- Abbreviation: NOR
- Secretary: Władysław Wojtowicz
- Governing body: Rada Główna
- De jure leader: Władysław Puławski
- De facto leader: Jan Podgórski
- Second deputy: Antoni Mucharski
- Founders: Andrzej Świetlicki and Stanisław Trzeciak
- Founded: October 1939
- Banned: April 1940
- Preceded by: National Radical Camp
- Headquarters: Lindenallee, Warschau, General Government
- Newspaper: Odrodzenie and Pochodnie
- Paramilitary wing: Atak
- Ideology: Nazism
- Political position: Far-right
- Religion: Catholicism
- Supporting organisations: Abwehr and Gestapo
- Party symbol: Toporzeł

= National Radical Organization =

Polish collaborationist organization during World War II

National Radical Organization (Narodowa Organizacja Radykalna, NOR), was a collaborationist pro-Nazi group. It emerged after the 1939 German invasion of Poland. It was founded by Andrzej Świetlicki and Stanisław Trzeciak.

== Background ==

In March 1940, NOR collaborated with German forces to orchestrate the Easter Pogrom, attacking Jewish homes and businesses in Warsaw. Members urged Poles to join the pogroms, align with NOR, and support Nazi efforts against the Soviet Union. They blamed the 1939 September campaign defeat on the Sanation party and endorsed ceding western territories to Germany. The paramilitary wing, Atak, marked Aryan shops with the Topokrzyż symbol during the pogrom.

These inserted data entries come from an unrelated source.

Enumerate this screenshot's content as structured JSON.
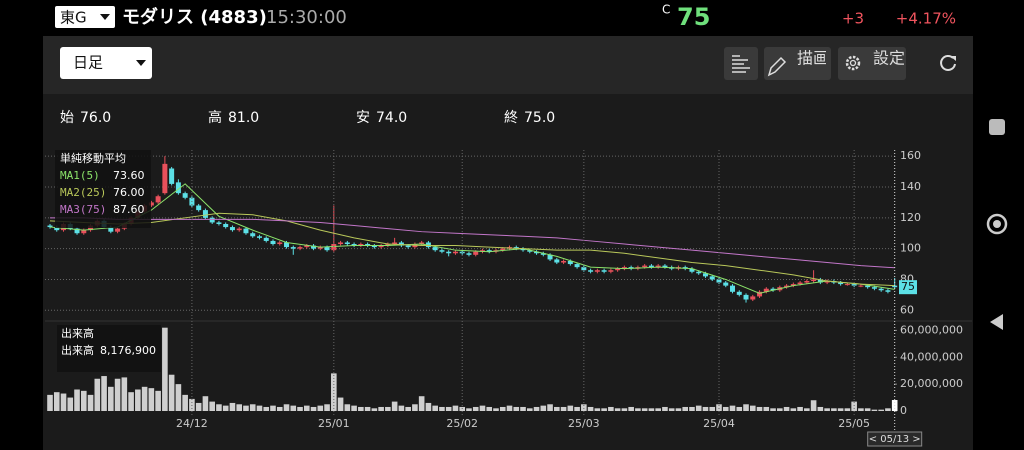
{
  "header": {
    "market": "東G",
    "name": "モダリス (4883)",
    "time": "15:30:00",
    "price_prefix": "C",
    "price": "75",
    "change": "+3",
    "change_pct": "+4.17%"
  },
  "toolbar": {
    "period": "日足",
    "draw": "描画",
    "settings": "設定"
  },
  "ohlc_row": [
    {
      "label": "始",
      "value": "76.0"
    },
    {
      "label": "高",
      "value": "81.0"
    },
    {
      "label": "安",
      "value": "74.0"
    },
    {
      "label": "終",
      "value": "75.0"
    }
  ],
  "chart_data": [
    {
      "type": "candlestick",
      "title": "単純移動平均",
      "up_color": "#e8505b",
      "down_color": "#5ce0e6",
      "grid": true,
      "price_tag": "75",
      "xlim": [
        -0.75,
        125.6
      ],
      "ylim": [
        55,
        164
      ],
      "yticks": [
        60,
        80,
        100,
        120,
        140,
        160
      ],
      "open": [
        115,
        114,
        112,
        116,
        113,
        110,
        112,
        115,
        118,
        114,
        111,
        113,
        116,
        120,
        124,
        128,
        130,
        136,
        152,
        143,
        136,
        133,
        128,
        125,
        120,
        117,
        116,
        114,
        112,
        113,
        110,
        108,
        107,
        105,
        103,
        104,
        101,
        100,
        101,
        102,
        100,
        101,
        99,
        103,
        104,
        103,
        102,
        103,
        102,
        101,
        102,
        103,
        104,
        102,
        101,
        103,
        104,
        101,
        99,
        98,
        97,
        98,
        97,
        96,
        98,
        99,
        98,
        99,
        100,
        101,
        100,
        99,
        98,
        97,
        96,
        93,
        91,
        92,
        90,
        88,
        86,
        85,
        86,
        85,
        86,
        87,
        88,
        87,
        88,
        89,
        88,
        89,
        88,
        87,
        88,
        87,
        85,
        84,
        82,
        80,
        78,
        76,
        72,
        70,
        67,
        69,
        72,
        74,
        73,
        75,
        76,
        77,
        78,
        79,
        80,
        78,
        79,
        78,
        77,
        77,
        76,
        76,
        75,
        74,
        73,
        76
      ],
      "high": [
        116,
        115,
        117,
        117,
        114,
        113,
        116,
        119,
        119,
        115,
        114,
        117,
        121,
        125,
        129,
        131,
        135,
        160,
        153,
        145,
        137,
        134,
        129,
        126,
        121,
        118,
        117,
        115,
        114,
        114,
        111,
        109,
        108,
        106,
        105,
        105,
        102,
        102,
        103,
        103,
        102,
        102,
        128,
        105,
        105,
        104,
        104,
        104,
        103,
        103,
        104,
        107,
        105,
        103,
        104,
        105,
        105,
        102,
        100,
        99,
        99,
        99,
        98,
        99,
        100,
        100,
        100,
        101,
        102,
        102,
        101,
        100,
        99,
        98,
        97,
        94,
        93,
        93,
        91,
        89,
        87,
        87,
        87,
        87,
        88,
        89,
        89,
        89,
        90,
        90,
        90,
        90,
        89,
        89,
        89,
        88,
        86,
        85,
        83,
        81,
        79,
        77,
        73,
        71,
        70,
        73,
        75,
        75,
        76,
        77,
        78,
        79,
        80,
        86,
        81,
        80,
        80,
        79,
        78,
        78,
        77,
        77,
        76,
        75,
        74,
        81
      ],
      "low": [
        113,
        111,
        111,
        112,
        109,
        109,
        111,
        114,
        113,
        110,
        110,
        112,
        115,
        119,
        123,
        127,
        129,
        135,
        141,
        135,
        132,
        127,
        124,
        119,
        116,
        115,
        113,
        111,
        111,
        109,
        107,
        106,
        104,
        102,
        102,
        100,
        96,
        99,
        100,
        99,
        99,
        98,
        98,
        102,
        102,
        101,
        101,
        101,
        100,
        100,
        101,
        102,
        101,
        100,
        100,
        102,
        100,
        98,
        97,
        95,
        96,
        96,
        95,
        95,
        97,
        97,
        97,
        98,
        99,
        99,
        98,
        97,
        96,
        95,
        92,
        90,
        90,
        89,
        87,
        85,
        84,
        84,
        84,
        84,
        85,
        86,
        86,
        86,
        87,
        87,
        87,
        87,
        86,
        86,
        86,
        84,
        83,
        81,
        79,
        77,
        75,
        71,
        69,
        65,
        66,
        68,
        71,
        72,
        72,
        74,
        75,
        76,
        77,
        78,
        77,
        77,
        77,
        76,
        76,
        75,
        75,
        74,
        73,
        72,
        71,
        74
      ],
      "close": [
        114,
        112,
        116,
        113,
        110,
        112,
        115,
        118,
        114,
        111,
        113,
        116,
        120,
        124,
        128,
        130,
        134,
        155,
        142,
        136,
        133,
        128,
        125,
        120,
        117,
        116,
        114,
        112,
        113,
        110,
        108,
        107,
        105,
        103,
        104,
        101,
        100,
        101,
        102,
        100,
        101,
        99,
        103,
        104,
        103,
        102,
        103,
        102,
        101,
        102,
        103,
        104,
        102,
        101,
        103,
        104,
        101,
        99,
        98,
        97,
        98,
        97,
        96,
        98,
        99,
        98,
        99,
        100,
        101,
        100,
        99,
        98,
        97,
        96,
        93,
        91,
        92,
        90,
        88,
        86,
        85,
        86,
        85,
        86,
        87,
        88,
        87,
        88,
        89,
        88,
        89,
        88,
        87,
        88,
        87,
        85,
        84,
        82,
        80,
        78,
        76,
        72,
        70,
        67,
        69,
        72,
        74,
        73,
        75,
        76,
        77,
        78,
        79,
        80,
        78,
        79,
        78,
        77,
        77,
        76,
        76,
        75,
        74,
        73,
        72,
        75
      ],
      "series": [
        {
          "name": "MA1(5)",
          "color": "#8be36a",
          "value_label": "73.60",
          "x": [
            0,
            5,
            10,
            15,
            20,
            25,
            30,
            35,
            40,
            45,
            50,
            55,
            60,
            65,
            70,
            75,
            80,
            85,
            90,
            95,
            100,
            105,
            110,
            115,
            120,
            125
          ],
          "values": [
            114,
            112,
            114,
            125,
            142,
            121,
            112,
            104,
            101,
            102,
            102,
            103,
            99,
            98,
            100,
            95,
            88,
            87,
            88,
            87,
            80,
            71,
            76,
            79,
            77,
            73.6
          ]
        },
        {
          "name": "MA2(25)",
          "color": "#b9c85a",
          "value_label": "76.00",
          "x": [
            0,
            5,
            10,
            15,
            20,
            25,
            30,
            35,
            40,
            45,
            50,
            55,
            60,
            65,
            70,
            75,
            80,
            85,
            90,
            95,
            100,
            105,
            110,
            115,
            120,
            125
          ],
          "values": [
            118,
            117,
            116,
            117,
            120,
            123,
            122,
            118,
            112,
            107,
            103,
            102,
            102,
            101,
            100,
            99,
            99,
            97,
            94,
            91,
            89,
            86,
            83,
            79,
            77,
            76
          ]
        },
        {
          "name": "MA3(75)",
          "color": "#c276c9",
          "value_label": "87.60",
          "x": [
            0,
            5,
            10,
            15,
            20,
            25,
            30,
            35,
            40,
            45,
            50,
            55,
            60,
            65,
            70,
            75,
            80,
            85,
            90,
            95,
            100,
            105,
            110,
            115,
            120,
            125
          ],
          "values": [
            120,
            120,
            119,
            119,
            119,
            119,
            119,
            118,
            117,
            115,
            113,
            111,
            110,
            109,
            108,
            107,
            105,
            103,
            101,
            99,
            97,
            95,
            93,
            91,
            89,
            87.6
          ]
        }
      ]
    },
    {
      "type": "bar",
      "title": "出来高",
      "latest_label": "8,176,900",
      "color": "#cfcfcf",
      "grid": true,
      "cursor_label": "< 05/13 >",
      "xlim": [
        -0.75,
        125.6
      ],
      "ylim": [
        0,
        64000000
      ],
      "yticks": [
        0,
        {
          "value": 20000000,
          "label": "20,000,000"
        },
        {
          "value": 40000000,
          "label": "40,000,000"
        },
        {
          "value": 60000000,
          "label": "60,000,000"
        }
      ],
      "xticks": [
        {
          "value": 21,
          "label": "24/12"
        },
        {
          "value": 42,
          "label": "25/01"
        },
        {
          "value": 61,
          "label": "25/02"
        },
        {
          "value": 79,
          "label": "25/03"
        },
        {
          "value": 99,
          "label": "25/04"
        },
        {
          "value": 119,
          "label": "25/05"
        }
      ],
      "values": [
        12000000,
        14000000,
        13000000,
        10000000,
        16000000,
        15000000,
        12000000,
        24000000,
        26000000,
        18000000,
        24000000,
        25000000,
        14000000,
        16000000,
        18000000,
        17000000,
        15000000,
        62000000,
        27000000,
        20000000,
        12000000,
        9000000,
        6000000,
        11000000,
        7000000,
        5000000,
        4000000,
        6000000,
        5000000,
        4000000,
        5000000,
        4000000,
        3000000,
        4000000,
        3000000,
        5000000,
        4000000,
        3000000,
        4000000,
        3000000,
        4000000,
        5000000,
        28000000,
        10000000,
        5000000,
        4000000,
        3000000,
        3000000,
        2000000,
        3000000,
        3000000,
        7000000,
        4000000,
        3000000,
        5000000,
        11000000,
        6000000,
        4000000,
        3000000,
        3000000,
        4000000,
        3000000,
        2000000,
        3000000,
        4000000,
        3000000,
        2000000,
        3000000,
        4000000,
        3000000,
        3000000,
        2000000,
        3000000,
        4000000,
        5000000,
        3000000,
        3000000,
        4000000,
        3000000,
        5000000,
        3000000,
        2000000,
        2000000,
        3000000,
        2000000,
        2000000,
        3000000,
        2000000,
        2000000,
        2000000,
        2000000,
        3000000,
        2000000,
        2000000,
        3000000,
        3000000,
        4000000,
        3000000,
        3000000,
        5000000,
        3000000,
        4000000,
        3000000,
        5000000,
        4000000,
        3000000,
        3000000,
        2000000,
        2000000,
        3000000,
        2000000,
        3000000,
        2000000,
        8000000,
        3000000,
        2000000,
        2000000,
        2000000,
        2000000,
        7000000,
        2000000,
        2000000,
        1000000,
        1000000,
        2000000,
        8176900
      ]
    }
  ]
}
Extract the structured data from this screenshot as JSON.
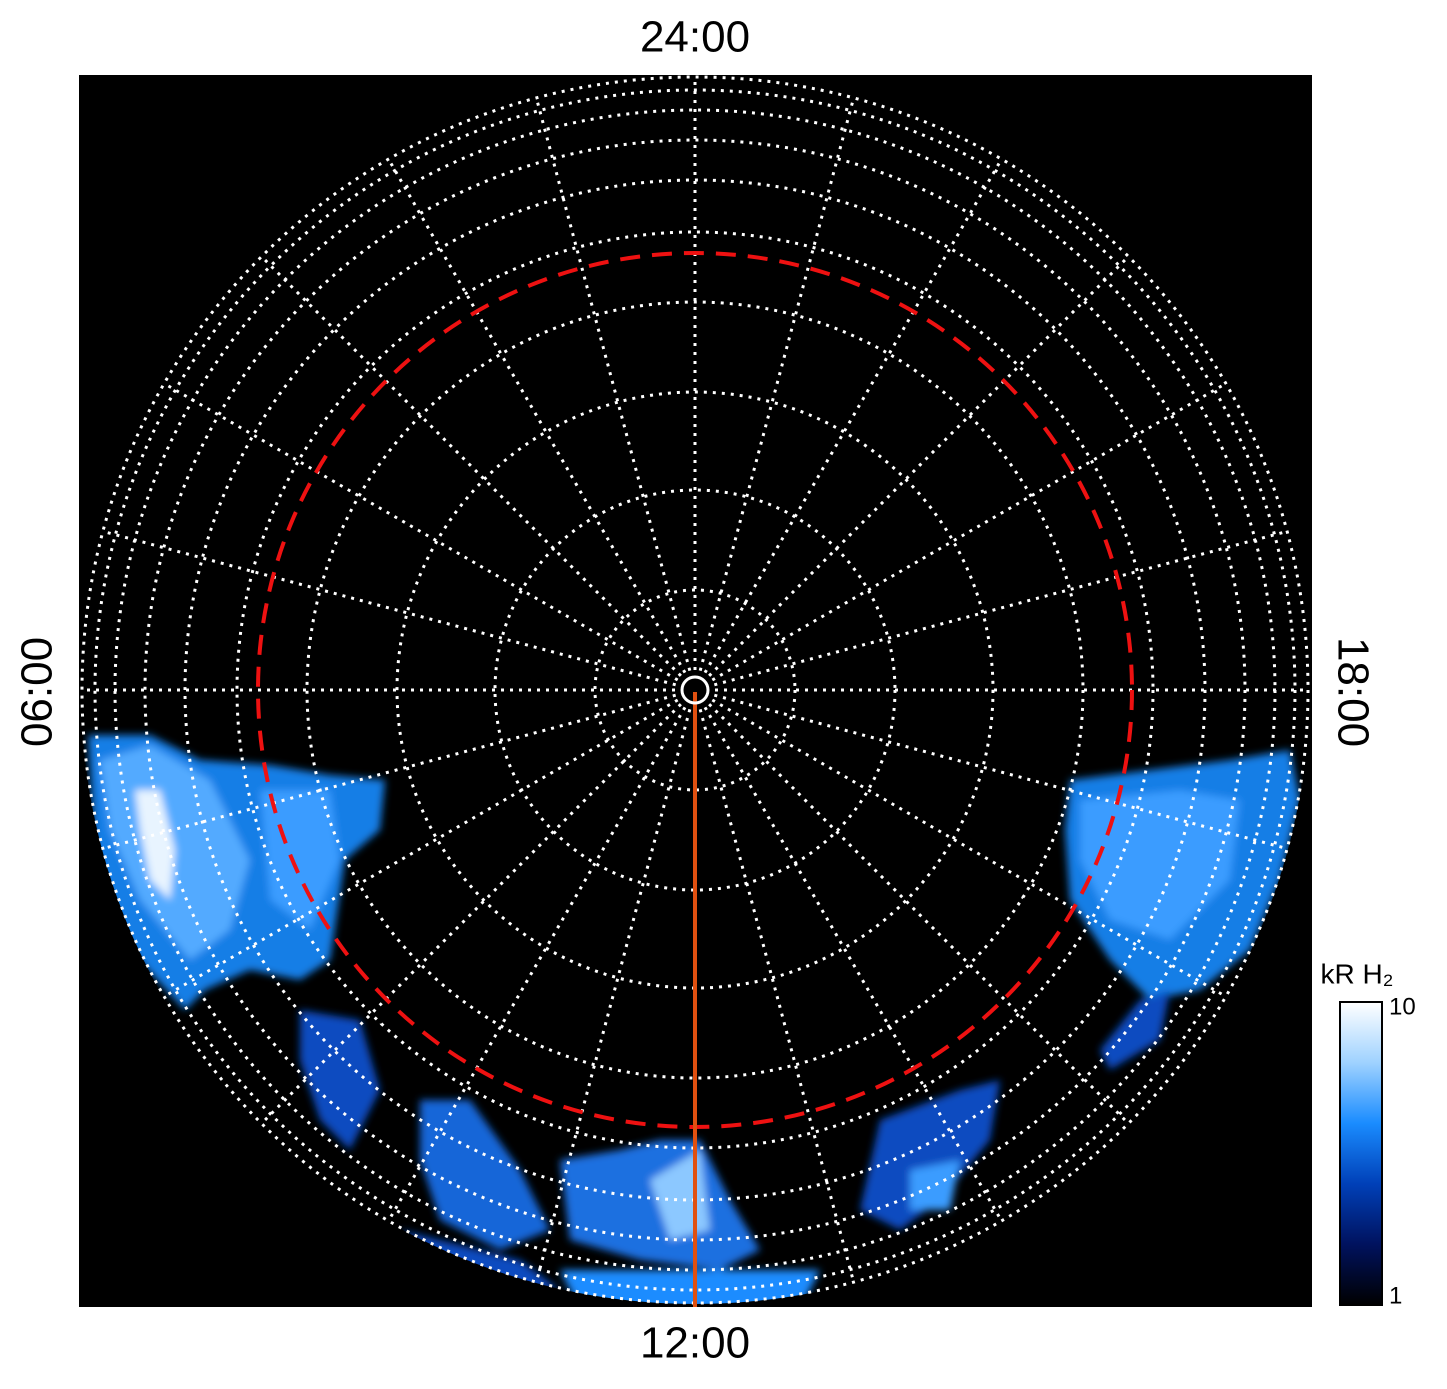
{
  "chart_data": {
    "type": "polar-map",
    "local_time_labels": {
      "top": "24:00",
      "bottom": "12:00",
      "left": "06:00",
      "right": "18:00"
    },
    "colorbar": {
      "label": "kR H₂",
      "log": true,
      "lim": [
        1,
        10
      ],
      "ticks": [
        1,
        10
      ],
      "colors": [
        "#000000",
        "#00125e",
        "#0040b8",
        "#1a8cff",
        "#9fd2ff",
        "#ffffff"
      ]
    }
  }
}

NOR occupied the former Young Poland Union premises on Lindenallee, with Świetlicki using Julian Tuwim’s former apartment. The German military administration, including Abwehr and Gestapo, initially supported NOR.

== Dissolution ==

After the General Government’s civil administration assumed control and Hitler banned cooperation with Polish political groups in April 1940, NOR lost Nazi support. In May 1940, authorities arrested Świetlicki, imprisoning him in Pawiak. On June 20, 1940, Germans executed him, alongside NOR activists Wojciech Kwasieborski and Tadeusz Lipkowski, in the Palmiry massacre. NOR dissolved in June 1940. One of the NOR members, Stanisław Brochwicz, wrote a book in 1940 about Hitler, praising National Socialism. He was a member of the propaganda arm of the General Government, collaborating with the Abwehr and the Gestapo. On February 17, 1941, he was sentenced to death by an underground court for collaboration. The death sentence was carried out in March 1941.

Trzeciak faced execution by Germans in 1944.